Textus Receptus Bibles
Julia E. Smith Translation 1876
|5:1||Therefore in the liberty which Christ has freed us, stand ye, and be not again held in the yoke of servitude.|
|5:2||Behold, I Paul say to you, that if ye be circumcised, Christ shall profit you nothing.|
|5:3||And again to any man circumcised, I testify, that he is debtor to do the whole law.|
|5:4||Ye were neglected from Christ, whoever are justified in the law; ye have fallen from grace.|
|5:5||For we in spirit by faith expect the hope of justice.|
|5:6||For in Christ Jesus neither circumcision has any power, nor uncircumcision; but faith being energetic through love.|
|5:7||Ye were running well; who hindered you not to obey the truth?|
|5:8||The confidence not from him calling you.|
|5:9||A little leaven leavens the whole mixture.|
|5:10||I have trusted to you in the Lord, that ye will have nothing different in mind; and he troubling you shall bear judgment, whoever he be.|
|5:11||And I, brethren, if I yet proclaim circumcision, why am I. yet driven out? therefore the offence of the cross is left unemployed.|
|5:12||I would also they shall be cut off who having risen up against you.|
|5:13||For ye were called to liberty brethren; only not liberty for an occasion to the flesh, but through love serve ye one another.|
|5:14||For all the law is completed in one word, in this; Thou shalt love thy neighbor as thyself.|
|5:15||And if ye bite and devour one another, see ye that ye be not laid waste by one another.|
|5:16||And I say, Walk in Spirit, and complete not the desire of the flesh.|
|5:17||For the flesh desires against the Spirit, and the Spirit against the flesh: and these are adverse to one another: that not the things ye would, these should ye do.|
|5:18||And if ye are led by the Spirit, ye are not under the law.|
|5:19||And the works of the flesh are manifest, which are; Adultery, fornication, uncleanness, licentiousness,|
|5:20||Idolatry, charm, enmities, strifes, jealousies, wraths, intriguings, seditions, sects|
|5:21||Envyings, slaughters, drunkenness, revelries, and the like: to these which I foretell you, as I have also said before, that they doing such shall not inherit the kingdom of God.|
|5:22||And the fruit of the Spirit is love, joy, peace, longsuffering, kindness, goodness, faith,|
|5:23||Meekness, temperance: against such is no law.|
|5:24||And they of Christ have crucified the flesh with the passions and desires.|
|5:25||If we live in the Spirit, let us also walk in the Spirit.|
|5:26||Let us not be vainglorious, provoking one another, envying one another.|
Julia E. Smith Translation 1876
The Julia Evelina Smith Parker Translation is considered the first complete translation of the Bible into English by a woman.
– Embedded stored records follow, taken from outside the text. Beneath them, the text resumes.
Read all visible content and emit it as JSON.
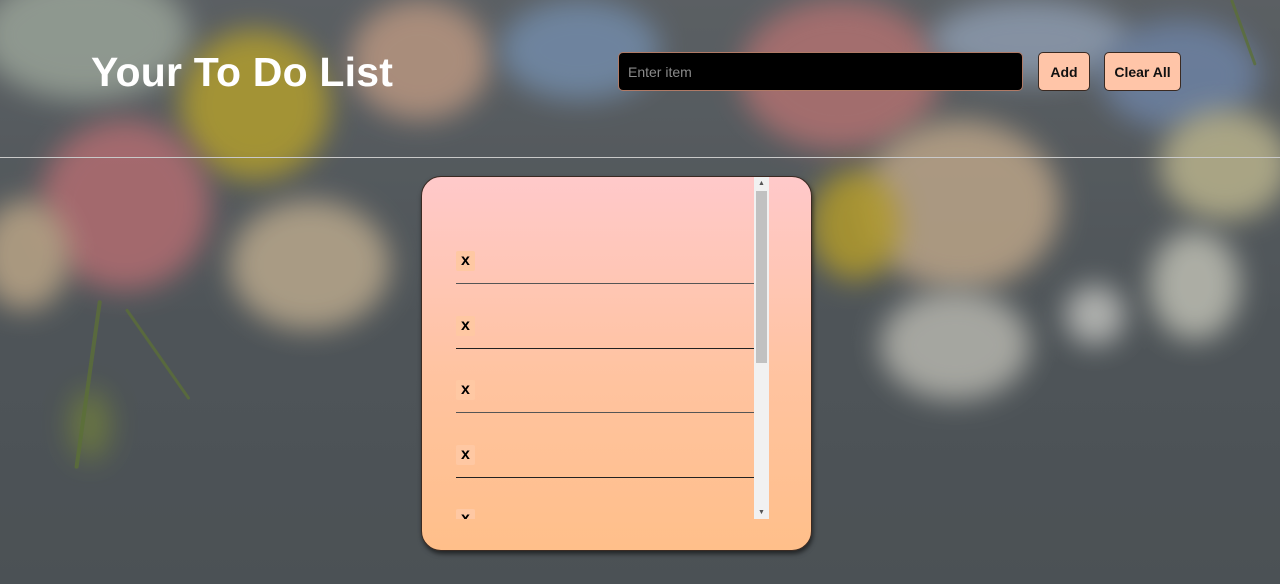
{
  "header": {
    "title": "Your To Do List",
    "input": {
      "placeholder": "Enter item",
      "value": ""
    },
    "add_label": "Add",
    "clear_label": "Clear All"
  },
  "todo_list": {
    "items": [
      {
        "delete_label": "x",
        "text": ""
      },
      {
        "delete_label": "x",
        "text": ""
      },
      {
        "delete_label": "x",
        "text": ""
      },
      {
        "delete_label": "x",
        "text": ""
      },
      {
        "delete_label": "x",
        "text": ""
      }
    ],
    "scroll_position": 0
  },
  "colors": {
    "button": "#ffc5a8",
    "card_top": "#ffc9ca",
    "card_bottom": "#ffbf8a",
    "input_bg": "#000000",
    "title_text": "#ffffff"
  },
  "icons": {
    "scroll_up": "triangle-up-icon",
    "scroll_down": "triangle-down-icon"
  }
}
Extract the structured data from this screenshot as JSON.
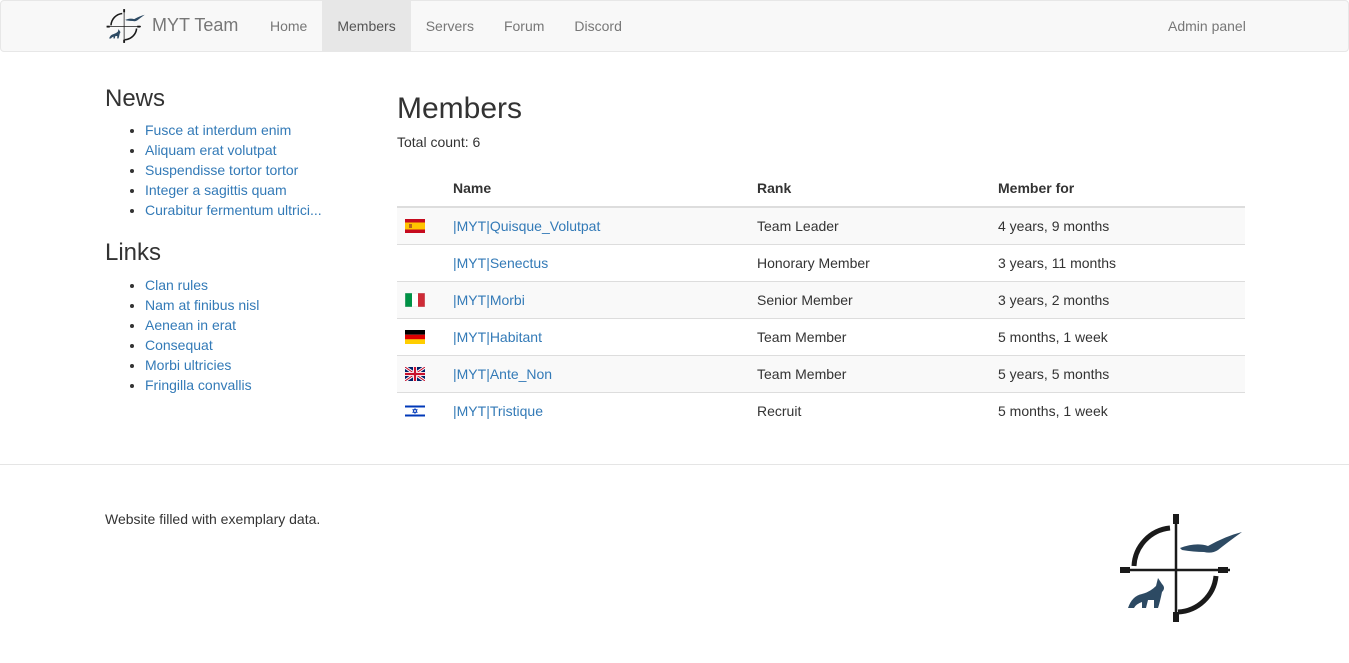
{
  "brand": {
    "name": "MYT Team",
    "logo_icon": "crosshair-eagle-wolf-logo-icon"
  },
  "nav": {
    "items": [
      {
        "label": "Home",
        "active": false
      },
      {
        "label": "Members",
        "active": true
      },
      {
        "label": "Servers",
        "active": false
      },
      {
        "label": "Forum",
        "active": false
      },
      {
        "label": "Discord",
        "active": false
      }
    ],
    "right_label": "Admin panel"
  },
  "sidebar": {
    "news_title": "News",
    "news": [
      "Fusce at interdum enim",
      "Aliquam erat volutpat",
      "Suspendisse tortor tortor",
      "Integer a sagittis quam",
      "Curabitur fermentum ultrici..."
    ],
    "links_title": "Links",
    "links": [
      "Clan rules",
      "Nam at finibus nisl",
      "Aenean in erat",
      "Consequat",
      "Morbi ultricies",
      "Fringilla convallis"
    ]
  },
  "main": {
    "title": "Members",
    "count_label": "Total count: 6",
    "columns": {
      "name": "Name",
      "rank": "Rank",
      "member_for": "Member for"
    },
    "rows": [
      {
        "flag": "es-flag-icon",
        "name": "|MYT|Quisque_Volutpat",
        "rank": "Team Leader",
        "member_for": "4 years, 9 months"
      },
      {
        "flag": "",
        "name": "|MYT|Senectus",
        "rank": "Honorary Member",
        "member_for": "3 years, 11 months"
      },
      {
        "flag": "it-flag-icon",
        "name": "|MYT|Morbi",
        "rank": "Senior Member",
        "member_for": "3 years, 2 months"
      },
      {
        "flag": "de-flag-icon",
        "name": "|MYT|Habitant",
        "rank": "Team Member",
        "member_for": "5 months, 1 week"
      },
      {
        "flag": "gb-flag-icon",
        "name": "|MYT|Ante_Non",
        "rank": "Team Member",
        "member_for": "5 years, 5 months"
      },
      {
        "flag": "il-flag-icon",
        "name": "|MYT|Tristique",
        "rank": "Recruit",
        "member_for": "5 months, 1 week"
      }
    ]
  },
  "footer": {
    "text": "Website filled with exemplary data.",
    "logo_icon": "crosshair-eagle-wolf-logo-icon"
  },
  "colors": {
    "link": "#337ab7",
    "navbar_bg": "#f8f8f8",
    "nav_active_bg": "#e7e7e7",
    "stripe": "#f9f9f9",
    "logo_blue": "#2d4a63"
  }
}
The Bible was titled The Holy Bible: Containing the Old and New Testaments; Translated Literally from the Original Tongues, and was published in 1876.
Julia Smith, of Glastonbury, Connecticut had a working knowledge of Latin, Greek and Hebrew. Her father had been a Congregationalist minister before he became a lawyer. Having read the Bible in its original languages, she set about creating her own translation, which she completed in 1855, after a number of drafts. The work is a strictly literal rendering, always translating a Greek or Hebrew word with the same word wherever possible. Smith accomplished this work on her own in the span of eight years (1847 to 1855). She had sought out no help in the venture, even writing, "I do not see that anybody can know more about it than I do." Smith's insistence on complete literalness, plus an effort to translate each original word with the same English word, combined with an odd notion of Hebrew tenses (often translating the Hebrew imperfect tense with the English future) results in a translation that is mechanical and often nonsensical. However, such a translation if overly literal might be valuable to consult in checking the meaning of some individual verse. One notable feature of this translation was the prominent use of the Divine Name, Jehovah, throughout the Old Testament of this Bible version.
In 1876, at 84 years of age some 21 years after completing her work, she finally sought publication. The publication costs ($4,000) were personally funded by Julia and her sister Abby Smith. The 1,000 copies printed were offered for $2.50 each, but her household auction in 1884 sold about 50 remaining copies.
The translation fell into obscurity as it was for the most part too literal and lacked any flow. For example, Jer. 22:23 was given as follows: "Thou dwelling in Lebanon, building as nest in the cedars, how being compassionated in pangs coming to thee the pain as in her bringing forth." However, the translation was the only Contemporary English translation out of the original languages available to English readers until the publication of The British Revised Version in 1881-1894.(The New testament was published in 1881, the Old in 1884, and the Apocrypha in 1894.) This makes it an invaluable Bible for its period.